Actually, the code is terrible, but I don't think its purpose is to illustrate a stack so much as to illustrate in a very rudimentary way how heap allocation works. (Worse than "terrible", it isn't "pythonic").

But you are wrong about the efficiency. Only the initialize function is O(n). Push an pop are O(1) as should be obvious.

But no serious code should print as a solution to a failure condition. The program itself should fail in some predictable way. Likewise no general implementation of a stack should hard code the maximum size. As such, this code teaches very bad programming habits.

The reason I don't think it is intended to represent a stack structure is the tuples that are returned from push and pop. Normally push is a mutator returning nothing and pop is an accessor returning only the top value in the stack.

Also, a stack as an abstraction should encapsulate the free list pointer (i.e. next free slot if any) and this reveals it.

The capitalization of variables is also oddly done for a Python program.

I agree that it is hard to follow, but that is a consequence of the above.

One thing positive that I will say about the code and how it might be actually valuable pedagogically, has to do with a philosophical interpretation.

When you modify a stack (or anything, really), one way to think of it is that you have a different stack - a new thing that didn't exist before. This code emphasizes that view of mutation. So to push onto a stack, you supply a stack, etc, and you get back a stack. A stack goes in and a stack comes out, a conceptually new thing.
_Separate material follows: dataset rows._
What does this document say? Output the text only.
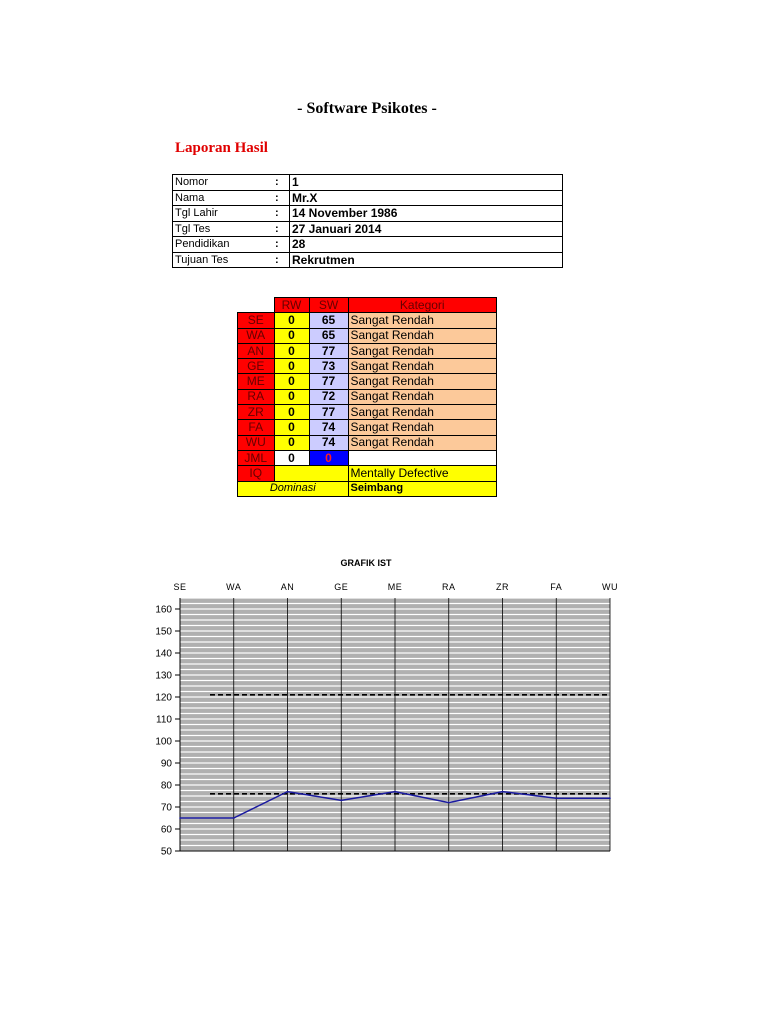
- Software Psikotes -
Laporan Hasil
Nomor	:	1
Nama	:	Mr.X
Tgl Lahir	:	14 November 1986
Tgl Tes	:	27 Januari 2014
Pendidikan	:	28
Tujuan Tes	:	Rekrutmen
	RW	SW	Kategori
SE	0	65	Sangat Rendah
WA	0	65	Sangat Rendah
AN	0	77	Sangat Rendah
GE	0	73	Sangat Rendah
ME	0	77	Sangat Rendah
RA	0	72	Sangat Rendah
ZR	0	77	Sangat Rendah
FA	0	74	Sangat Rendah
WU	0	74	Sangat Rendah
JML	0	0	
IQ			Mentally Defective
Dominasi			Seimbang
GRAFIK IST
50
60
70
80
90
100
110
120
130
140
150
160
SE	WA	AN	GE	ME	RA	ZR	FA	WU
So, it works if that is your main lesson, but less so as a stack per se.

But it is valuable only if you want to emphasize that view of mutation. But this is at odds with the normal (philosophical) view of an encapsulated data structure - that its identity is maintained in the face of change.

However, it is valuable for students to consider both views as different programming languages stress one over the other. Haskell, for example, has the "new value" idea built in rather than the "modified value" that you normally see in OOP. In Haskell if you push onto a stack, you get back a stack.

---

I'll also note that there is a Pedagogical Pattern called Toy Box that suggests that one can introduce a complex topic with a trivial implementation that get across key ideas without going into the complexity. While I might prefer simpler code to show how a heap grabs blocks but must know where they are, this code might be considered an example of a Toy.

Another pedagogical pattern is called Spiral and implies that teaching can introduce simple versions of complex topics early before students are ready for the full explanation. Then later, when it is time to learn it in detail (another loop in the spiral) they have been primed to integrate it into their thinking.